One Last Chance to Get Redistricting Right in Merced
Merced’s final decision can make or break the next decade for working families
The city of Merced is at a critical point in its redistricting process as the district lines that will dictate city elections and representation for the next decade will be finalized on March 7, 2022, at 6:00 PM during the scheduled city council meeting.
For months, residents across every district in Merced have been convening to discuss redistricting, defining their neighborhood commonalities, and their common priorities that deserve representation. Specifically, residents and volunteers mobilized by Communities for a New California Education Fund (CNC EF) and Power California have created a new city council map that meets the criteria of redistricting laws, reflects their communities of interest, and would ensure fair representation for South Merced, working families, and young people into the next 10 years.
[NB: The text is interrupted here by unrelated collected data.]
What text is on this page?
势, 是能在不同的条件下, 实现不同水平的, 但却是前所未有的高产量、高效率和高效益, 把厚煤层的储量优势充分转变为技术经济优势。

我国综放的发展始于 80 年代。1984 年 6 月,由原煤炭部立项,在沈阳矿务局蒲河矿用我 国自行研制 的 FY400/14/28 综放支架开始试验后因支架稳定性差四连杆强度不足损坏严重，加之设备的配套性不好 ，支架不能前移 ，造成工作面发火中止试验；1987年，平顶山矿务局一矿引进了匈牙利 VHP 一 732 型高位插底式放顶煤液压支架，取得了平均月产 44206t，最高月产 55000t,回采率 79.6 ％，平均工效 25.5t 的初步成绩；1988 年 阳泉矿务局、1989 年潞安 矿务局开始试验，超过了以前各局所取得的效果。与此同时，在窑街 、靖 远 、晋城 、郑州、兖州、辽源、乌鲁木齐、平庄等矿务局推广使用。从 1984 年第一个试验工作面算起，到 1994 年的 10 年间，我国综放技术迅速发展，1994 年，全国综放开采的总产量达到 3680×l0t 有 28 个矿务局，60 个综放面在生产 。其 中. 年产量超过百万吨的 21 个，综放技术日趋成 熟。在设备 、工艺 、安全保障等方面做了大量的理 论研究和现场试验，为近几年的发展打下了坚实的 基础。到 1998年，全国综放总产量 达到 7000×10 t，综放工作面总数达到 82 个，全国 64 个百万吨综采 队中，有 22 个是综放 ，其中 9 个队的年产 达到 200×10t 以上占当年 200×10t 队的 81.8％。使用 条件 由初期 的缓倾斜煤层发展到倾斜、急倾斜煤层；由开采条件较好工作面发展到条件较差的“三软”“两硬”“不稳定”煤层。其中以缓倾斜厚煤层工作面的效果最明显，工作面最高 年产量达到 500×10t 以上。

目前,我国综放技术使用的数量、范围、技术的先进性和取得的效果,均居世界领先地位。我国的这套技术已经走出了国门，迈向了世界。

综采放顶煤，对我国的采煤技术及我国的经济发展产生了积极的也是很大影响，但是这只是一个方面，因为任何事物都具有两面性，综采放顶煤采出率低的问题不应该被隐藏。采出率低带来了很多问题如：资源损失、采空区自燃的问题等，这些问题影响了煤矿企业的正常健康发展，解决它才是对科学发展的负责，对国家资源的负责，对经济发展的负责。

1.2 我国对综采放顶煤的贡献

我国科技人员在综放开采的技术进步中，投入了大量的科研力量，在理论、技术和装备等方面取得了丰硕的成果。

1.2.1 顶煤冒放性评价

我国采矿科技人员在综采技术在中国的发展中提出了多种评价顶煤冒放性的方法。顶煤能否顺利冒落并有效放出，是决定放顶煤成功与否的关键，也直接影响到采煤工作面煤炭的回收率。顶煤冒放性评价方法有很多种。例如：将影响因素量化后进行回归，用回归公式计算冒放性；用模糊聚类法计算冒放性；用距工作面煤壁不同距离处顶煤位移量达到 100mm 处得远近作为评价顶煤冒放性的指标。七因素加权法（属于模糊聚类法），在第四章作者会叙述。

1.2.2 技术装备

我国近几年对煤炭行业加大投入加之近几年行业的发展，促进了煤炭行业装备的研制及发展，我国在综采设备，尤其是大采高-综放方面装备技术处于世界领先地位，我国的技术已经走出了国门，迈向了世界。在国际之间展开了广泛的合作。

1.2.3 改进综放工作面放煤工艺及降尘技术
This work has culminated in Map 106, the Merced Forward Together map.
Communities of interest are the center of redistricting work: the Supreme Court recognizes keeping communities of interest whole as a key part of the map-drawing process and the Fair Maps Act has newly established this as a priority in California. Communities of interest consist of overlapping sets of neighborhoods, networks, and groups that share common interests, priorities, cultures, languages, and values. Placing these communities of interest at the front of the process, means that simply adjusting district boundaries at the edges to account for population is no longer sufficient.
Keeping South Merced, working families, and student communities whole, as the Merced Forward Together map does, puts the power back into the hands of constituents so they are able to advocate for themselves and elect candidates that truly reflect their neighborhoods and needs. CNC EF’s Merced Organizer, Rosa Inguanzo, said, “to split these communities of interest means diluting the power of our vote and voice, effectively disenfranchising our neighborhoods. This is why redistricting is so critical – working families in Merced cannot afford to be overlooked for another decade.”
The City of Merced’s process has been riddled with translation errors, a recommendation from it’s advisory council to only adjust the maps minimally despite the Fair Maps Act and opposing community testimony, and a seeming lack of interest in equitably uplifting the voices of historically marginalized people. These pervasive issues stand as the barrier between residents’ voices being properly heard and effective in influencing the final district maps.
Redistricting creates a real opportunity to enact meaningful change for the working families of Merced. What happens on March 7th will shape every single vote for every resident for the next 10 years and will determine if working families have a decade of disenfranchisement or empowerment. Mayte Aquilar Cruz, CNC organizer from Merced, said, “The Merced City Council must choose to maintain the status quo, or listen to its constituents, but it cannot be both.” City Councilmembers must not be short-sighted and only think of their own futures, but of the next 10 years beyond their own terms of leadership.
Communities for a New California Education Fund is building a new power in the San Joaquin, Coachella, and Imperial valleys by inspiring working-class Californians to engage, activate and fight for social change in their neighborhoods. With the help of staff and volunteers from the very neighborhoods we serve, CNC EF organizes and mobilizes residents on public policy issues that impact our rural families and organizes to improve our neighborhoods.